For a long time, Beatrice stood there in silent dismay, struggling to reconcile this story with the affectionate and dependable family man she had always believed her father to be.
“Who was she, this other woman?” her sister finally asked in a shaky voice, coming to lean against the wall close to Frances.
“Penelope Keeton, Lady Mulford, our former neighbor who died six or seven years go. She had other lovers too, as did her husband Maurice, but I think Father…”
“You were friends with their son, Oswald,” Beatrice remembered, screwing up her face with the effort of remembering these figures from her very early childhood. “She had long red hair, didn’t she, and was always very glamorously dressed?”
“Yes, that’s her. Was I friends with Oswald? Or did Father only make me Oswald’s friend so that he and Lady Mulford could be alone together? I believed for years that he took me over there to play, when he was really going to visit his lover and using me to cover his tracks.”
“Oh! Did Oswald know about his mother? Did he tell his father?”
“He was with me on the day we stumbled across the two of them,” said Frances bleakly. “Oswald, Lord Mulford now, saw exactly what I saw, although I have no idea what story Lady Mulford may have concocted later.”
“You never saw him again?”
“We saw one another, but after that day, we were never friends again. It changed both of us. Oswald seemed to blame me for Father’s behavior, and then as he grew up, he seemed to… fixate on me in some way and blame me for that too.”
“What do you mean, Frances?” asked Beatrice, not yet quite out in society and more innocent of the world in general than Frances had been at the same age.
“Oswald Keeton has grown into the most awful man, Beatrice,” Frances tried to explain. “You are still young and I cannot describe the way he torments and harasses me, but when you come out, you must never be alone with him. He can be most inappropriate, in his words and actions.”
Beatrice looked horrified by this, her eyes growing wide and unblinking.

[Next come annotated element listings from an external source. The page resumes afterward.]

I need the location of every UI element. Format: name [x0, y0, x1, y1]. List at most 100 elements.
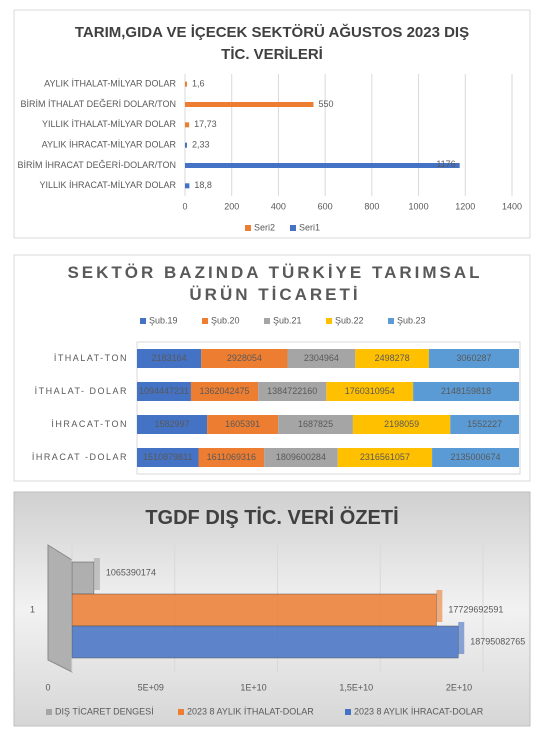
data-label: 18795082765	[470, 636, 525, 646]
legend-swatch	[264, 318, 270, 324]
legend-label: Şub.23	[397, 315, 426, 325]
data-label: 1384722160	[267, 386, 317, 396]
chart-title: SEKTÖR BAZINDA TÜRKİYE TARIMSAL ÜRÜN TİC…	[67, 263, 483, 304]
y-tick-label: BİRİM İTHALAT DEĞERİ DOLAR/TON	[20, 99, 176, 109]
y-tick-label: İTHALAT-TON	[54, 353, 128, 363]
y-tick-label: AYLIK İTHALAT-MİLYAR DOLAR	[44, 79, 176, 89]
data-label: 2135000674	[451, 452, 501, 462]
data-label: 2928054	[227, 353, 262, 363]
bar-segment	[137, 415, 208, 434]
legend-label: Seri1	[299, 222, 320, 232]
y-tick-label: AYLIK İHRACAT-MİLYAR DOLAR	[42, 140, 177, 150]
data-label: 1510879811	[143, 452, 192, 462]
y-tick-label: İHRACAT -DOLAR	[32, 452, 128, 462]
legend-swatch	[202, 318, 208, 324]
bar-side	[93, 558, 100, 590]
bar-segment	[198, 448, 265, 467]
bar-segment	[432, 448, 519, 467]
legend-label: Şub.21	[273, 315, 302, 325]
data-label: 17,73	[194, 119, 217, 129]
data-label: 2183164	[152, 353, 187, 363]
data-label: 1611069316	[207, 452, 256, 462]
data-label: 2198059	[384, 419, 419, 429]
legend-label: Şub.20	[211, 315, 240, 325]
legend-label: Şub.22	[335, 315, 364, 325]
x-tick-label: 400	[271, 201, 286, 211]
x-tick-label: 1E+10	[240, 682, 266, 692]
bar-segment	[337, 448, 433, 467]
data-label: 2316561057	[360, 452, 410, 462]
data-label: 1582997	[155, 419, 190, 429]
bar	[185, 81, 187, 87]
data-label: 1,6	[192, 79, 205, 89]
data-label: 2304964	[304, 353, 339, 363]
bar-segment	[190, 382, 259, 401]
bar-segment	[207, 415, 279, 434]
bar	[71, 593, 437, 627]
back-wall	[47, 544, 73, 673]
data-label: 550	[318, 99, 333, 109]
bar-segment	[278, 415, 353, 434]
y-tick-label: İHRACAT-TON	[51, 419, 128, 429]
bar	[71, 625, 459, 659]
data-label: 17729692591	[448, 604, 503, 614]
data-label: 1760310954	[345, 386, 395, 396]
bar	[185, 183, 190, 189]
data-label: 2148159818	[441, 386, 491, 396]
x-tick-label: 2E+10	[446, 682, 472, 692]
data-label: 2498278	[375, 353, 410, 363]
x-tick-label: 0	[45, 682, 50, 692]
legend-swatch	[326, 318, 332, 324]
x-tick-label: 5E+09	[138, 682, 164, 692]
y-tick-label: YILLIK İHRACAT-MİLYAR DOLAR	[39, 180, 176, 190]
chart-frame	[13, 9, 531, 239]
x-tick-label: 200	[224, 201, 239, 211]
legend-swatch	[388, 318, 394, 324]
legend-swatch	[178, 709, 184, 715]
x-tick-label: 1400	[502, 201, 522, 211]
x-tick-label: 800	[364, 201, 379, 211]
y-tick-label: İTHALAT- DOLAR	[35, 386, 128, 396]
x-tick-label: 1,5E+10	[339, 682, 373, 692]
bar	[185, 163, 460, 168]
x-tick-label: 1200	[455, 201, 475, 211]
bar-segment	[137, 349, 202, 368]
legend-label: Seri2	[254, 222, 275, 232]
bar-segment	[326, 382, 414, 401]
x-tick-label: 1000	[409, 201, 429, 211]
x-tick-label: 600	[318, 201, 333, 211]
y-tick-label: 1	[30, 604, 35, 614]
data-label: 1176	[436, 159, 455, 169]
bar-segment	[413, 382, 519, 401]
bar	[185, 142, 187, 148]
bar-side	[458, 622, 465, 654]
bar-segment	[450, 415, 519, 434]
legend-label: DIŞ TİCARET DENGESİ	[55, 706, 154, 716]
y-tick-label: BİRİM İHRACAT DEĞERİ-DOLAR/TON	[17, 160, 176, 170]
data-label: 2,33	[192, 140, 210, 150]
data-label: 1687825	[298, 419, 333, 429]
data-label: 1552227	[467, 419, 502, 429]
data-label: 1809600284	[276, 452, 326, 462]
bar-segment	[258, 382, 327, 401]
data-label: 1094447231	[139, 386, 189, 396]
data-label: 1605391	[225, 419, 260, 429]
data-label: 1362042475	[199, 386, 249, 396]
chart-title: TGDF DIŞ TİC. VERİ ÖZETİ	[145, 507, 399, 529]
y-tick-label: YILLIK İTHALAT-MİLYAR DOLAR	[42, 119, 177, 129]
bar-segment	[355, 349, 429, 368]
legend-swatch	[140, 318, 146, 324]
data-label: 3060287	[456, 353, 491, 363]
bar-segment	[201, 349, 288, 368]
bar-segment	[428, 349, 519, 368]
plot-frame	[136, 341, 521, 475]
legend-swatch	[290, 225, 296, 231]
bar-segment	[137, 382, 191, 401]
bar-segment	[137, 448, 199, 467]
legend-label: 2023 8 AYLIK İTHALAT-DOLAR	[187, 706, 314, 716]
bar-side	[436, 590, 443, 622]
bar-segment	[352, 415, 451, 434]
bar	[71, 561, 95, 595]
legend-label: 2023 8 AYLIK İHRACAT-DOLAR	[354, 706, 484, 716]
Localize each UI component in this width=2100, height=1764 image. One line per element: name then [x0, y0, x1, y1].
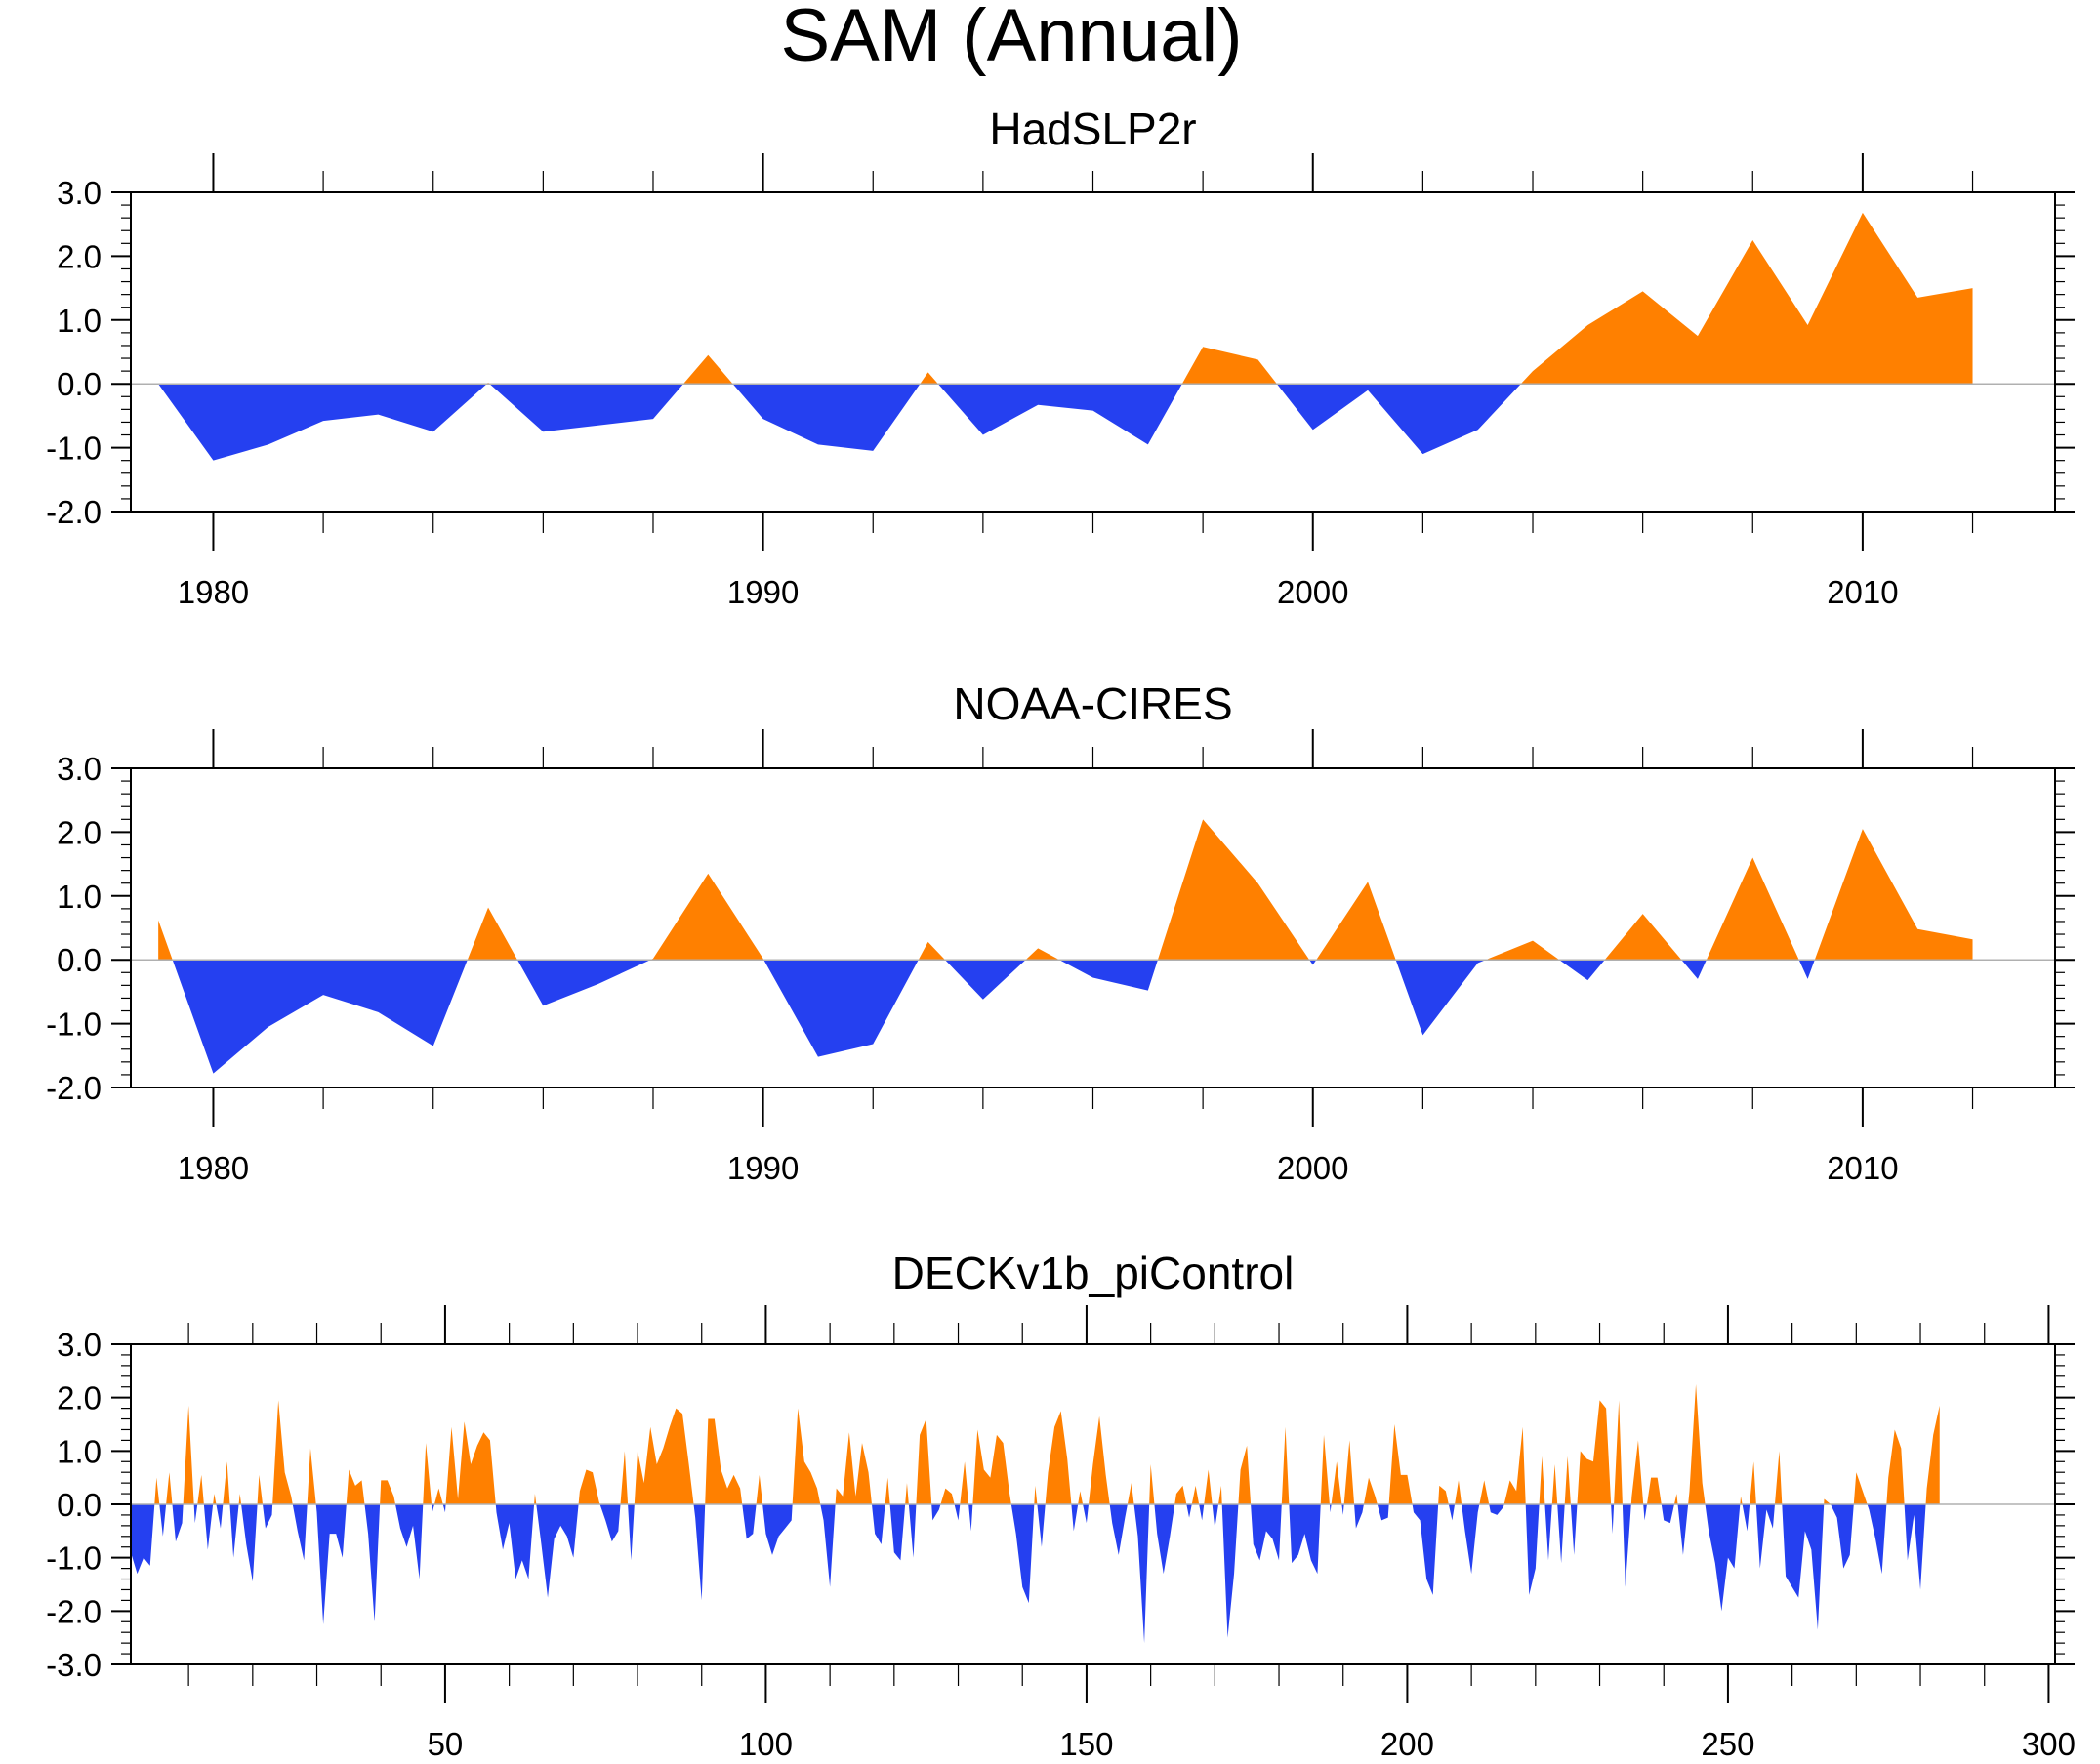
figure-title: SAM (Annual) [780, 0, 1242, 77]
panel-title: HadSLP2r [989, 103, 1196, 154]
negative-area [131, 1504, 1940, 1644]
panel-title: DECKv1b_piControl [892, 1248, 1295, 1298]
y-tick-label: 0.0 [57, 1487, 102, 1523]
y-tick-label: -2.0 [46, 1593, 102, 1629]
x-tick-label: 2010 [1827, 1150, 1898, 1186]
y-tick-label: 1.0 [57, 1433, 102, 1469]
positive-area [131, 1384, 1940, 1504]
y-tick-label: -2.0 [46, 494, 102, 530]
y-tick-label: 2.0 [57, 1380, 102, 1416]
y-tick-label: -1.0 [46, 431, 102, 467]
panel-title: NOAA-CIRES [953, 678, 1232, 729]
x-tick-label: 150 [1059, 1726, 1113, 1762]
y-tick-label: -1.0 [46, 1006, 102, 1043]
x-tick-label: 100 [739, 1726, 793, 1762]
panel-1: HadSLP2r -2.0 -1.0 0.0 1.0 2.0 3.0 1980 1990 2000… [46, 103, 2075, 610]
y-tick-label: -3.0 [46, 1647, 102, 1683]
positive-area [158, 212, 1973, 385]
negative-area [158, 384, 1973, 461]
y-tick-label: 3.0 [57, 751, 102, 787]
y-tick-label: 0.0 [57, 942, 102, 978]
x-tick-label: 1980 [178, 1150, 249, 1186]
y-tick-label: -2.0 [46, 1070, 102, 1106]
x-tick-label: 2000 [1277, 1150, 1348, 1186]
x-tick-label: 2010 [1827, 574, 1898, 610]
x-tick-label: 2000 [1277, 574, 1348, 610]
x-tick-label: 1990 [727, 1150, 799, 1186]
x-tick-label: 1980 [178, 574, 249, 610]
x-tick-label: 200 [1380, 1726, 1434, 1762]
y-tick-label: 1.0 [57, 879, 102, 915]
x-tick-label: 1990 [727, 574, 799, 610]
x-tick-label: 50 [428, 1726, 464, 1762]
positive-area [158, 819, 1973, 961]
y-tick-label: 3.0 [57, 1327, 102, 1363]
y-tick-label: 2.0 [57, 814, 102, 850]
y-tick-label: 1.0 [57, 303, 102, 339]
y-tick-label: 2.0 [57, 238, 102, 274]
y-tick-label: -1.0 [46, 1540, 102, 1577]
panel-3: DECKv1b_piControl -3.0 -2.0 -1.0 0.0 1.0 2.0 3.… [46, 1248, 2076, 1762]
panel-2: NOAA-CIRES -2.0 -1.0 0.0 1.0 2.0 3.0 1980 1990 20… [46, 678, 2075, 1186]
y-tick-label: 0.0 [57, 366, 102, 402]
x-tick-label: 250 [1701, 1726, 1754, 1762]
y-tick-label: 3.0 [57, 175, 102, 211]
negative-area [158, 960, 1973, 1074]
x-tick-label: 300 [2022, 1726, 2076, 1762]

“If Lord Mulford… harasses you like that, you must tell Mother and Father, surely,” the girl responded, still possessingthat naive faith in her parents, even after Frances’ shocking revelations.
“How could I ever tell them, without revealing the story of Father’s infidelity to Mother?” said Frances with a bitter laugh. “Anyway, I am married now and I hoped that he would not dare to insult me any more as Duchess of Westall.”
“I am sure that Ambrose would not permit it,” Beatrice stated staunchly, sounding just as unworldly and sure of herself as Lydia had done in Hyde Park. “You ought to tell Ambrose if he does. Have you seen Lord Mulford since your wedding?”
“No, but he wrote to me. It was the most horrible letter I have ever received and I burned it straight away.”
“Oh, Frances!”
Lacking the words to communicate as she wished, Beatrice hugged her older sister instead. Stiff at first, Frances relaxed after a few moments, glad to have finally admitted so much to someone close to her and even more relieved at apparently having found understanding.
“I never thought anyone would believe me,” Frances admitted when they stood back from one another. “Both about Father, and then about Lord Mulford. Thank you for not doubting my word.”
“I do believe you. But still, Father loves Mother so much,” Beatrice insisted now, speaking to herself as much as to Frances. “I see it in him every day. I can believe that he was unfaithful but I cannot believe that he does not love Mother.”
“How can there be love without honesty and trust, Beatrice? I don’t understand love in that way. If a man makes a promise, he ought to keep it, and if a man lies, you can never trust him again.”
These strong statements seemed to trouble Beatrice all over again, but still she shook her head.
“People can make mistakes, Frances, men and women. I do, and I know you do too. What if Father made a mistake and he is sorry?”